Yesterday a relatively small independent oil & gas firm, EPL Oil & Gas Inc. (NYSE: EPL) acquired three Gulf of Mexico fields from privately held HilCorp Energy GOM Holdings LLC for $550 million. EPL’s stock hit a new 52-week high on the acquisition, which is expected to double the company’s production to 20,000 barrels of oil equivalent per day.
Perhaps most interesting is what’s going on with the seller. Hilcorp is the third largest privately held U.S. oil company, behind only Hunt Oil and Koch Industries, and the sale to EPL marks Hilcorp’s final exit from the Gulf of Mexico. The company has turned its attention north, according to The Wall Street Journal — to Alaska.
In a previous transaction with Marathon Oil Corp. (NYSE: MRO) Hilcorp acquired reserves in Alaska’s Cook Inlet and stakes in natural gas storage and pipelines. The company also acquired producing fields in the region from Chevron Corp. (NYSE: CVX). The deal with Marathon is still being reviewed, but if approved Hilcorp will account for 60% to 80% of Alaska’s natural gas market according to the WSJ.
To pay for all this, the company has hired Bank of Montreal to assist in the sale of Hilcorp’s midstream properties in south Texas worth approximately $2 billion. The WSJ notes that some $5.1 billion in midstream assets have been acquired by private equity firms in the past few months, with a good deal of the buying in south Texas, and that several private equity firms are building war chests to make more midstream investments.

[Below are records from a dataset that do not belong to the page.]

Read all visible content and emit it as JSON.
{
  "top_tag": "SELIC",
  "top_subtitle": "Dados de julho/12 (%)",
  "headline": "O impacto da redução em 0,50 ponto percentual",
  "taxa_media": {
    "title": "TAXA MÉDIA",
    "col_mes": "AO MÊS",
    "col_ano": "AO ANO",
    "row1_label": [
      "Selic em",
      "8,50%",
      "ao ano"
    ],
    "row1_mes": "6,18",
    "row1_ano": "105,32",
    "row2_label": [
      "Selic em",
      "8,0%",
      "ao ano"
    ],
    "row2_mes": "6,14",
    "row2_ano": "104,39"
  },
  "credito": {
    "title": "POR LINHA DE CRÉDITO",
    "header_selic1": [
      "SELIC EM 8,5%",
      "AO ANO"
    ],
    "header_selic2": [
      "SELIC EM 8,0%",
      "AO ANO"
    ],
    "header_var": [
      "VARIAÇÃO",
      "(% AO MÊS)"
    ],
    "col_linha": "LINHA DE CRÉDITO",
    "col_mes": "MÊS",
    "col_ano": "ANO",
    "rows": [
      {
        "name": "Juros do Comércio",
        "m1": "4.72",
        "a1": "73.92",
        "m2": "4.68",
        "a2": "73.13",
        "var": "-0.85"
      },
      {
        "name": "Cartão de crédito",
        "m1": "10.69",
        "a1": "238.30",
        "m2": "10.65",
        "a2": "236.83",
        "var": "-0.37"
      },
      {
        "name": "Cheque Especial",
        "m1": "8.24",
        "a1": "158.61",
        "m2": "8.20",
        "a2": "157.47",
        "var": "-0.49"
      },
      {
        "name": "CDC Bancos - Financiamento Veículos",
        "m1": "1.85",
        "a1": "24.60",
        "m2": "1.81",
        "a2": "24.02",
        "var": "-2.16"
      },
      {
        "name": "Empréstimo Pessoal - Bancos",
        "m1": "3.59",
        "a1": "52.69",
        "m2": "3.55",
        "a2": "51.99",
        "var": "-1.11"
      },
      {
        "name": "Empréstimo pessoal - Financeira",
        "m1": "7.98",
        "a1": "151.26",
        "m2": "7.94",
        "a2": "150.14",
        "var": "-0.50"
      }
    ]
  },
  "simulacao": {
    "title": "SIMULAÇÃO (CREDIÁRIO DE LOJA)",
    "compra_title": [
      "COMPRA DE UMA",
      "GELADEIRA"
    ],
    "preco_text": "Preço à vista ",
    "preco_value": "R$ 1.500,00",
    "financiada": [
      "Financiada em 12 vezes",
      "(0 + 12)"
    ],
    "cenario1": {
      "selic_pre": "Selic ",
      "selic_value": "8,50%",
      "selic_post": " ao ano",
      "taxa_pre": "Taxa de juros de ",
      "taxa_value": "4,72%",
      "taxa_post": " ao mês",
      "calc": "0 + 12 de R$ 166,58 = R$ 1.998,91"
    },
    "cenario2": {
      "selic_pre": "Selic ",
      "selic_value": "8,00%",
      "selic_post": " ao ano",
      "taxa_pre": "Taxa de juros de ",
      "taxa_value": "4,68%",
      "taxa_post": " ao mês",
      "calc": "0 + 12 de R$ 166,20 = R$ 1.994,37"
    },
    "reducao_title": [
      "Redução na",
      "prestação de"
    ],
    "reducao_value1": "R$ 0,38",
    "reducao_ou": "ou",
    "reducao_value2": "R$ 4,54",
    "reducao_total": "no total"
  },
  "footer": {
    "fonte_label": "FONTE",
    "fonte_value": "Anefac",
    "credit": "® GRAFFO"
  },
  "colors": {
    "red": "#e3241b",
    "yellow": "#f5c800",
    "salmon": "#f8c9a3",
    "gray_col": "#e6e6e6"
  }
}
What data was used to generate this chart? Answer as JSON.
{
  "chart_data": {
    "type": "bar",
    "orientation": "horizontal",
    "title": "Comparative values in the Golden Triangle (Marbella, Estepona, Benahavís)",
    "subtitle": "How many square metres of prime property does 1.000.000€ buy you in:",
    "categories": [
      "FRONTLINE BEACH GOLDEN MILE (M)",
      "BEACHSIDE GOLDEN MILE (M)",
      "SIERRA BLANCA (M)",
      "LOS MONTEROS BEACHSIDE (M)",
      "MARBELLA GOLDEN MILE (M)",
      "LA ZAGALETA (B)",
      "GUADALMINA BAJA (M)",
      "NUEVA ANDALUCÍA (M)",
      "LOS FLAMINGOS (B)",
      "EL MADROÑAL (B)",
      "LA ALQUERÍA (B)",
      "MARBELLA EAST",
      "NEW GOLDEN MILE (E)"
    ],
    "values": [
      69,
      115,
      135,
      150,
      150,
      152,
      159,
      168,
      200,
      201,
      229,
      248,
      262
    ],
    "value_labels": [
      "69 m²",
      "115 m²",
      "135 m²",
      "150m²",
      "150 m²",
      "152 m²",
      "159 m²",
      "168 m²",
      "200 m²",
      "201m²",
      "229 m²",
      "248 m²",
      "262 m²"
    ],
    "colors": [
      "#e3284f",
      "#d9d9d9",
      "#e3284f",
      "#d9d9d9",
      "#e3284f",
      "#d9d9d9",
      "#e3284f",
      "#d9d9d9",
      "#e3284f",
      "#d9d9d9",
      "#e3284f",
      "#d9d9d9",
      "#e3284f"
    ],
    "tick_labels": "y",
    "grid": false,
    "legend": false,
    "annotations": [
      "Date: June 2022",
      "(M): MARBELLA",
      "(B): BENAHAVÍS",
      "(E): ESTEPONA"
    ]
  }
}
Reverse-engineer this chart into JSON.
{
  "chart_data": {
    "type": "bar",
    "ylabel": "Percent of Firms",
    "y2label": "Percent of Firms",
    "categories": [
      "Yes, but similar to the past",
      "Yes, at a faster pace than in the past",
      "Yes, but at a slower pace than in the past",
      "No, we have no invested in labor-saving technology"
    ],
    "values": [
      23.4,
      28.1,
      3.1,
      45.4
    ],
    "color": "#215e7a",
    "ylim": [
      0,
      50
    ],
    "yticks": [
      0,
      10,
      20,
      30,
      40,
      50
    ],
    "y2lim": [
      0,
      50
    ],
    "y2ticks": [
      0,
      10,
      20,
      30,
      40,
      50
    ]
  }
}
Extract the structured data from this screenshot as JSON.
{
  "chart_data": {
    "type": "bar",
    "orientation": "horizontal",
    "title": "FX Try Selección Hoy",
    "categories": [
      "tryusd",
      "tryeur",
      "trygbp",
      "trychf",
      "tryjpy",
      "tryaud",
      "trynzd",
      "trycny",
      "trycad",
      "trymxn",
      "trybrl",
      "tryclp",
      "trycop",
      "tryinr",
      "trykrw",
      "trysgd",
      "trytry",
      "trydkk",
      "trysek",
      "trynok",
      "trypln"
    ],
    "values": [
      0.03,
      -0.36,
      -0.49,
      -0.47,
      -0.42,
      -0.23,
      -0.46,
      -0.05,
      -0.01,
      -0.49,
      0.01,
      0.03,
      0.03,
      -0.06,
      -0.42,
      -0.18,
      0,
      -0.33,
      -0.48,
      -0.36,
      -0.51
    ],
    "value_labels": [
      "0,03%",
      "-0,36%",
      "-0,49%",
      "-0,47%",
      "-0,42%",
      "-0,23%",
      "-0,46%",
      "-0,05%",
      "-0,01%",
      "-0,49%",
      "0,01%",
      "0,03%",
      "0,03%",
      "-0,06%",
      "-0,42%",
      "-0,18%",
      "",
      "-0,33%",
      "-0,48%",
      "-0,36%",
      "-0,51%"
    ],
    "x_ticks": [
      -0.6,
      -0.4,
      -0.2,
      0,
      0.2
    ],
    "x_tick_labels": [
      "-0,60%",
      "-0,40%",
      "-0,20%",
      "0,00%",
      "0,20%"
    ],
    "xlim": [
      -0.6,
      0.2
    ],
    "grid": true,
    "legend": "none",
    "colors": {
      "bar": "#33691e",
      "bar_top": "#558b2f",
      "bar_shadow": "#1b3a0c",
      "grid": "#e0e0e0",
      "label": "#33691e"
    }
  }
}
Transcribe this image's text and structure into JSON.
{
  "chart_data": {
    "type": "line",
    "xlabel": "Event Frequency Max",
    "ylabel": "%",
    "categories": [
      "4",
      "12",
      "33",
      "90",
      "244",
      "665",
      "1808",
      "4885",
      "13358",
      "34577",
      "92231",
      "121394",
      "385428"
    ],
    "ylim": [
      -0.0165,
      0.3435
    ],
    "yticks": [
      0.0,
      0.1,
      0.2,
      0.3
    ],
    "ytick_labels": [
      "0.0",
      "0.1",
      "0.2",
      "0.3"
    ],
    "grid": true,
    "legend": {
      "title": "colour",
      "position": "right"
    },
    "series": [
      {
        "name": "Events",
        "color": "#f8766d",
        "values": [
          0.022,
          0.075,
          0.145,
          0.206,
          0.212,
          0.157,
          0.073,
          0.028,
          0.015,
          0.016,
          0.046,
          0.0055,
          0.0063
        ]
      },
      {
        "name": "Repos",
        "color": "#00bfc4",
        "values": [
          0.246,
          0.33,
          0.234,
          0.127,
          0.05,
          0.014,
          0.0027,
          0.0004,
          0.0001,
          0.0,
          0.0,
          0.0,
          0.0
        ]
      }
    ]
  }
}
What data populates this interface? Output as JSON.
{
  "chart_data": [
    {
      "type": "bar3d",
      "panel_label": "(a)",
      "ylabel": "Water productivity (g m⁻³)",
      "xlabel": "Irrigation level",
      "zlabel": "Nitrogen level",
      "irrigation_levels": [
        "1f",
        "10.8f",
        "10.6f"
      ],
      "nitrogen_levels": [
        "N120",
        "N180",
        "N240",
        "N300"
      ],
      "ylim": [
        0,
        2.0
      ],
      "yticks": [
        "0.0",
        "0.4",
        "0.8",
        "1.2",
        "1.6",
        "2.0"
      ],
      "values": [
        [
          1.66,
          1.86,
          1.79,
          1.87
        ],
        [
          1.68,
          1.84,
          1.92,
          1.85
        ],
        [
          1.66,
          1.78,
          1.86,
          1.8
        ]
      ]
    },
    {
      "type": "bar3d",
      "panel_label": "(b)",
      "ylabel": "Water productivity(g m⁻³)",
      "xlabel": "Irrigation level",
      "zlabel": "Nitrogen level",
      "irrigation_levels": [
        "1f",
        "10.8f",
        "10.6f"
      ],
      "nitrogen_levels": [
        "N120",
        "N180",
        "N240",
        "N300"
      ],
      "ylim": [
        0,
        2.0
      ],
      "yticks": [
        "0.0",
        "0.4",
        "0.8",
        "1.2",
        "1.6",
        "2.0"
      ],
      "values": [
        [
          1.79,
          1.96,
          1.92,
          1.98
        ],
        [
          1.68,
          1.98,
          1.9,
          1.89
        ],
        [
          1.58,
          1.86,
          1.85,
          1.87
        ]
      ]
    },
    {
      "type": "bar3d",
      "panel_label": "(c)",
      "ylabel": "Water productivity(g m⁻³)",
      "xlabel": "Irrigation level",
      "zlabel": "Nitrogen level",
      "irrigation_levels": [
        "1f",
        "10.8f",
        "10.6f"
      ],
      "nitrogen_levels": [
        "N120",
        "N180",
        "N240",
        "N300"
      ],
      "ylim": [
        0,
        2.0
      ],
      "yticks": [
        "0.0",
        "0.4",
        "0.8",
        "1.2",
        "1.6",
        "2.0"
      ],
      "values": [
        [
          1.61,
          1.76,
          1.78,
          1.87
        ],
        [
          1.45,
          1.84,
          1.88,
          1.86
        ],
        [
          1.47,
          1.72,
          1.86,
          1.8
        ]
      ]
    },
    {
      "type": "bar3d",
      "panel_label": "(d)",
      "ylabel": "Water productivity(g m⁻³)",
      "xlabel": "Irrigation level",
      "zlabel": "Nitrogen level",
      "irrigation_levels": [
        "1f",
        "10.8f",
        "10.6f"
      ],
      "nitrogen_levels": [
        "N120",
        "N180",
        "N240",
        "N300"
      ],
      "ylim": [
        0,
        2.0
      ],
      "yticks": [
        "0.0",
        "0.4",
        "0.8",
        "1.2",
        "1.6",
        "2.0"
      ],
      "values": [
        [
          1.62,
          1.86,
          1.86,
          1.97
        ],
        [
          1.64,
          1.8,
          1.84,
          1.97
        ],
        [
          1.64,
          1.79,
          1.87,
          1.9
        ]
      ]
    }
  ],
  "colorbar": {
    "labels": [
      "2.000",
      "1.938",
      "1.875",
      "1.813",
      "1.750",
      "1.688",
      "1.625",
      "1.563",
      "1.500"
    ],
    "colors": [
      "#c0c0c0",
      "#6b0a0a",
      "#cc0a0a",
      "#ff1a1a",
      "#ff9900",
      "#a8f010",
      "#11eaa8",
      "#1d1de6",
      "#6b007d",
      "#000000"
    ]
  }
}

Midstream assets, including gathering systems, processing plants, and distribution companies, offer an attractive regulated rate of return of around 10%. Where else can investors make a guaranteed rate of return like that in this day and age? Midstream and pipeline assets are very valuable today, provided they’re in the right place.
South Texas is one of those “right places.” So are the Utica shale play in eastern Ohio, the Marcellus shale play in the Appalachians, and the Niobrara shale play in Colorado, Nebraska, and Wyoming. These are the up-and-comers and investments in midstream and pipeline assets serving these fields are attracting a lot of attention.